Platinum Level Sponsor
Today I'm putting the finishing touches on the intake manifold. Goodness sakes, you say. "Why is he messing around with the intake manifold". Listen carefully children. It is an excellent example of "You can't change just one thing". Or one change leads to another.

The new Alpine came with Tiger style steering (poorly) installed. I decided to stay with it I was impressed with easy the (only) Tiger I have driven driven. Okay, so your going with a front steer setup, why mess with the intake? Well, the alternator was in the way of the rack and pinion steering shaft. The only available spot for the alternator is high on the right hand side engine block. Problem: There is no clearance between between the block and the inner fender with the engine laid over to the right. So the engine has to be upright, almost 90 degrees. That makes it tall, too tall for the intake manifold to clear the hood. Boss says"No holes in the hood". Lowered the manifold the most I could, 3/16", not enough. The throttle plate assembly sill hit the hood. Shortened the intake runners as much as I thought I could without drastically altering performance. Still not enough. Shortened the "throat" between the throttle plate assembly and the plenum down to zero. BINGO. That last step removed some important plumbing, which had to be restored. By the way, lowering the intake manifold required ditching the coil on plug ignition and using the Ranger valve cover, which required installing a dipstick hole in said cover.

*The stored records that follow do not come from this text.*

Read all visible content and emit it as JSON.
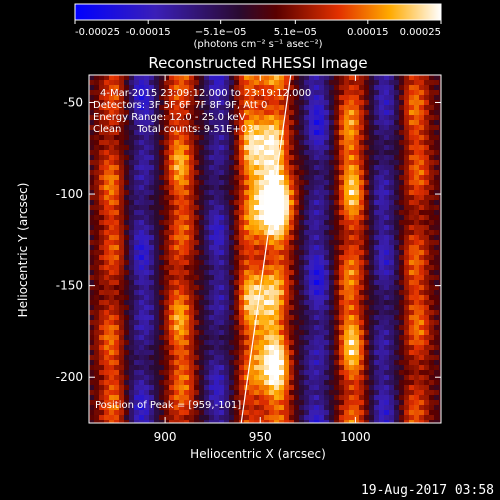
{
  "chart_data": {
    "type": "heatmap",
    "title": "Reconstructed RHESSI Image",
    "xlabel": "Heliocentric X (arcsec)",
    "ylabel": "Heliocentric Y (arcsec)",
    "xlim": [
      860,
      1045
    ],
    "ylim": [
      -225,
      -35
    ],
    "x_ticks": [
      900,
      950,
      1000
    ],
    "y_ticks": [
      -50,
      -100,
      -150,
      -200
    ],
    "colorbar": {
      "range": [
        -0.00025,
        0.00025
      ],
      "tick_values": [
        -0.00025,
        -0.00015,
        -5.1e-05,
        5.1e-05,
        0.00015,
        0.00025
      ],
      "tick_labels": [
        "-0.00025",
        "-0.00015",
        "−5.1e−05",
        "5.1e−05",
        "0.00015",
        "0.00025"
      ],
      "units": "(photons cm⁻² s⁻¹ asec⁻²)"
    },
    "annotations": [
      "4-Mar-2015 23:09:12.000 to 23:19:12.000",
      "Detectors: 3F 5F 6F 7F 8F 9F, Att 0",
      "Energy Range: 12.0 - 25.0 keV",
      "Clean     Total counts: 9.51E+03"
    ],
    "peak_label": "Position of Peak = [959,-101]",
    "peak": [
      959,
      -101
    ],
    "limb_line": [
      [
        940,
        -225
      ],
      [
        966,
        -35
      ]
    ],
    "stripes": [
      {
        "x": 872,
        "sign": 1,
        "amp": 0.55
      },
      {
        "x": 888,
        "sign": -1,
        "amp": 0.6
      },
      {
        "x": 908,
        "sign": 1,
        "amp": 0.65
      },
      {
        "x": 928,
        "sign": -1,
        "amp": 0.55
      },
      {
        "x": 945,
        "sign": 1,
        "amp": 0.7
      },
      {
        "x": 958,
        "sign": 1,
        "amp": 0.95
      },
      {
        "x": 980,
        "sign": -1,
        "amp": 0.65
      },
      {
        "x": 998,
        "sign": 1,
        "amp": 0.75
      },
      {
        "x": 1015,
        "sign": -1,
        "amp": 0.55
      },
      {
        "x": 1032,
        "sign": 1,
        "amp": 0.55
      }
    ]
  },
  "footer": {
    "date": "19-Aug-2017 03:58"
  }
}
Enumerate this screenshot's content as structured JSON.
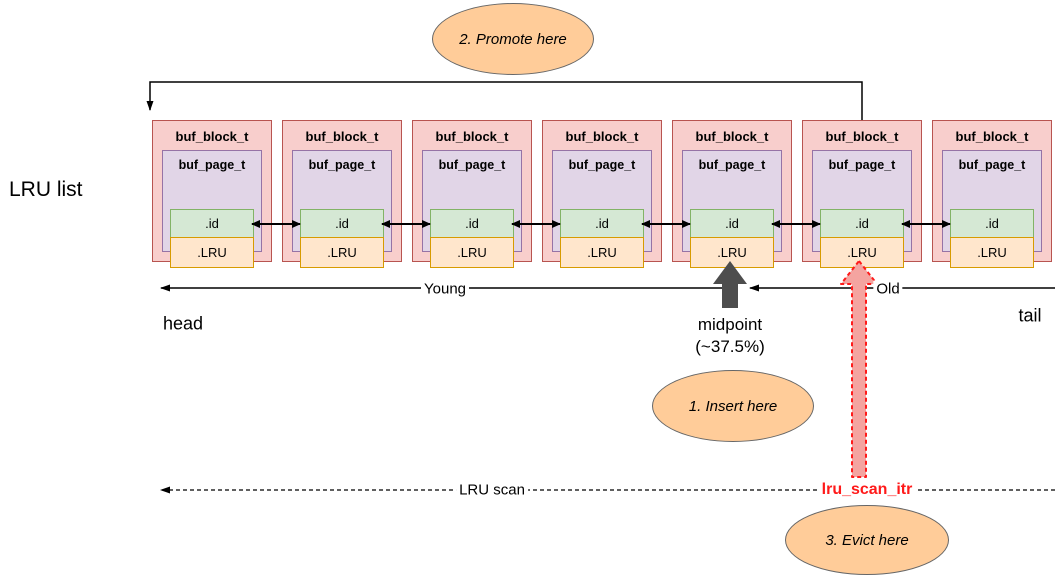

Anyway, while messing with the manifold I cleaned up the air passage a bit. Here is the finished job, ready for paint.
IMG_7082.JPG
The large opening is for the PVC and Idle Air. The little one is the reference port for the Fuel Pressure Regulator and MegaSquirt Manifold Pressure Sensor.

IMG_7081.JPG
Here you can see inside the plenum. The sensor port is in front and slightly to the left of the air port.